(Mar 27th to April 1st)

Format: Triple

Gerowlia waited in the sunshine and chuckled to herself like a female
pauper when she receives snuff. Her mahout said that he would go away for a drink of water. So he walked, and walked, and walked, until he disappeared on the storm-strewn plains…


This is from Letters of Marque in From Sea to Sea, volume 1. In his travels in Rajasthan Kipling is staying in a dak bungalow at Chitor, and has an embarrassing encounter with an elderly female elephant.

We trust each our own elephant, till our own elephant kills us. Other
castes trust women, but we the elephant-folk. I have seen men deal with enraged elephants and live; but never was man yet born of woman that met my lord the elephant in his musth and lived to tell of the taming..


This is from the introduction to “My Lord the Elephant”, in Many Inventions. A mahout is talking to the ‘soldiers three’ and the narrator about his elephant, which is enraged and flailing about in his heel chains. The mahout goes on to tell how he once saw a white man astride an angry beast in Cawnpore. It was Mulvaney, who goes on to tell the tale.

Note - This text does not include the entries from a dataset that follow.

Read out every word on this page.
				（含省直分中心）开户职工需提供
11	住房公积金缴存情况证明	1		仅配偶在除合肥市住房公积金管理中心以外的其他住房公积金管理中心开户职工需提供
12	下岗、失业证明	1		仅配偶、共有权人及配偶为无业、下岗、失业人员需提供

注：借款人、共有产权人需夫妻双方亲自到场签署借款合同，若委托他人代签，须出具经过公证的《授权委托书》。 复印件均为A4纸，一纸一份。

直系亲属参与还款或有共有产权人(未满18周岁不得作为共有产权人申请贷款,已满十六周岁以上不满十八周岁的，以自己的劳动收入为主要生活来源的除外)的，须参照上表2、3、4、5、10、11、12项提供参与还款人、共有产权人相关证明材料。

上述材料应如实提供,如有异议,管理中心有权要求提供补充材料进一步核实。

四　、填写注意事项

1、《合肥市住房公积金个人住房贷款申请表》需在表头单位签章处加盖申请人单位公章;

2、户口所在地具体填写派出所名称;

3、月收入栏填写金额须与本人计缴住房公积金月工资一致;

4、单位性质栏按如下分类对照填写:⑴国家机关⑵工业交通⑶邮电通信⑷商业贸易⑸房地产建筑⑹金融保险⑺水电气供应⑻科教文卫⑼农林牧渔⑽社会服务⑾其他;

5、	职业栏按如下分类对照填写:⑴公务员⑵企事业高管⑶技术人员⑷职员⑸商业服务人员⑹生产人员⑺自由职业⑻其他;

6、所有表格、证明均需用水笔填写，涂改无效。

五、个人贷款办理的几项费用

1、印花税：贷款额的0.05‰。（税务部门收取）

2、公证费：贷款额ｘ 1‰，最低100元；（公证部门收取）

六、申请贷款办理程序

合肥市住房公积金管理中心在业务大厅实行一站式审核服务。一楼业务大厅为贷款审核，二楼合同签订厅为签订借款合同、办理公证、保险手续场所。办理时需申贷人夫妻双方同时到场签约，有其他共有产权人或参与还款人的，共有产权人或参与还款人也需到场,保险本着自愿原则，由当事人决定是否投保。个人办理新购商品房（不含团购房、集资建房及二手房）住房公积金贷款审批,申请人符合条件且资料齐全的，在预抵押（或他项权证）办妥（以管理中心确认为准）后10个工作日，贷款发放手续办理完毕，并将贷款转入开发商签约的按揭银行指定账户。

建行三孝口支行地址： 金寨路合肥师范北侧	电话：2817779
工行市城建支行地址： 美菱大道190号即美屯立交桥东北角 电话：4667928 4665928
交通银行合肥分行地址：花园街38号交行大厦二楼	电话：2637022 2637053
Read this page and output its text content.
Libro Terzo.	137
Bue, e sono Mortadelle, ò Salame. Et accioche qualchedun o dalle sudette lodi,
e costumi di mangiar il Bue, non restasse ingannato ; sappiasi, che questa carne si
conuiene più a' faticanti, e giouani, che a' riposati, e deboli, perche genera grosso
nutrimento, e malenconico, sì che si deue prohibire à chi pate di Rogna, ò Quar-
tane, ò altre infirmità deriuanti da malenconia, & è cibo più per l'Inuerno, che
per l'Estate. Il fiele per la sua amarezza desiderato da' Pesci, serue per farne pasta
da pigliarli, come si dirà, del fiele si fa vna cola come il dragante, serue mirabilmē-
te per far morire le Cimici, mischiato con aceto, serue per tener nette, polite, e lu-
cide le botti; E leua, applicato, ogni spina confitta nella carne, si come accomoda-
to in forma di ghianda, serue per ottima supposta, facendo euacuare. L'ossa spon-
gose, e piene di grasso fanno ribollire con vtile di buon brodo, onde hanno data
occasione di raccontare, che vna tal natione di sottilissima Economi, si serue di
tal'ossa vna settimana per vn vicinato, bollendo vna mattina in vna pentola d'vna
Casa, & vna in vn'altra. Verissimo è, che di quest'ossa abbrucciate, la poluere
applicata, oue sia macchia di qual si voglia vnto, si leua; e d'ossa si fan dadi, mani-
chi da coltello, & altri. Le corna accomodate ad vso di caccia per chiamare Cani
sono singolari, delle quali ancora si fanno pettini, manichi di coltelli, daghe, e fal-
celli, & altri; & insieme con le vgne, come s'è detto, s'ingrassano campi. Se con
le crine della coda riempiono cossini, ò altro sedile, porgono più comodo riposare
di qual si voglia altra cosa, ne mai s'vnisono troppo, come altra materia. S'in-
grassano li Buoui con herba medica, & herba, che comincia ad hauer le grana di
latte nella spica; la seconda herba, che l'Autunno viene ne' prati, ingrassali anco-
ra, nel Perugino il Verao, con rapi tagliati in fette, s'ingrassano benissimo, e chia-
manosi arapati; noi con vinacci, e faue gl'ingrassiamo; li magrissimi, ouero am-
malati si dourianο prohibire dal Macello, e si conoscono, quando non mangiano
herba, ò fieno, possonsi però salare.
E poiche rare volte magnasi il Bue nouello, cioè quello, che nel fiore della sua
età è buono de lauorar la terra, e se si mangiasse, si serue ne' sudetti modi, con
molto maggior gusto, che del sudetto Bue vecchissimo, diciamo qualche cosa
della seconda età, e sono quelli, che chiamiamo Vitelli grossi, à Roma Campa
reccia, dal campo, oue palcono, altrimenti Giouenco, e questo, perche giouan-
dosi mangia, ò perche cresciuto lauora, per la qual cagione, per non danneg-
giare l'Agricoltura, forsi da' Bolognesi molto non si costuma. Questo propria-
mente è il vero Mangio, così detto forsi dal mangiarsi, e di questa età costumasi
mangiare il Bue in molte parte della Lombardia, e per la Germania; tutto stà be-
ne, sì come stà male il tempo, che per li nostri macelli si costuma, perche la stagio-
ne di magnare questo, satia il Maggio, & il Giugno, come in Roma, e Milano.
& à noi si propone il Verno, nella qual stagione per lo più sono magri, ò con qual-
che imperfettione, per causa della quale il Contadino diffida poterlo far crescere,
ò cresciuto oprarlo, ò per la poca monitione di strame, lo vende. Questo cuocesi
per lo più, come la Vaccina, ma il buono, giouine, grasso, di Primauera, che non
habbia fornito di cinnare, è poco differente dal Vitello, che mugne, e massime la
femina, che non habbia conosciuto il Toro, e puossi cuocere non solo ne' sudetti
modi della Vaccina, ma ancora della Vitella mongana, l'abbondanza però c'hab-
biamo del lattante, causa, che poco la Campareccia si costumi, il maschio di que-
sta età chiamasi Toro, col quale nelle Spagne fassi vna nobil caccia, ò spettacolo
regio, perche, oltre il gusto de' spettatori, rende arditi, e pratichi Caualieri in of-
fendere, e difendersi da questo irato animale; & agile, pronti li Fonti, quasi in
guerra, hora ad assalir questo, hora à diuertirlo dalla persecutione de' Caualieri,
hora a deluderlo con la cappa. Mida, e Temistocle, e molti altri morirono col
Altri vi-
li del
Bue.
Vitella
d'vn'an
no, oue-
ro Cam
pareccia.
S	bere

‘Surely they make these things to please their Gods,’ said the Bull again.
‘Not altogether’, the Elephant rolled forth. ‘It is for the profit of my mahanjuns – my fat money lenders that worship me each new year, when they draw my
image at the head of the account books.’


This is from “The Bridgebuilders” in The Day’s Work. Finlayson, the Chief Engineer of the Kashi Bridge is stranded with his head foreman on an island amidst the rushing waters of a Ganges flood that threatens to sweep all away. In the night they have a vision of the Gods to whom the local villagers pray, talking together of how Mother Gunga has been trammelled and tamed by the great new modern bridge-works.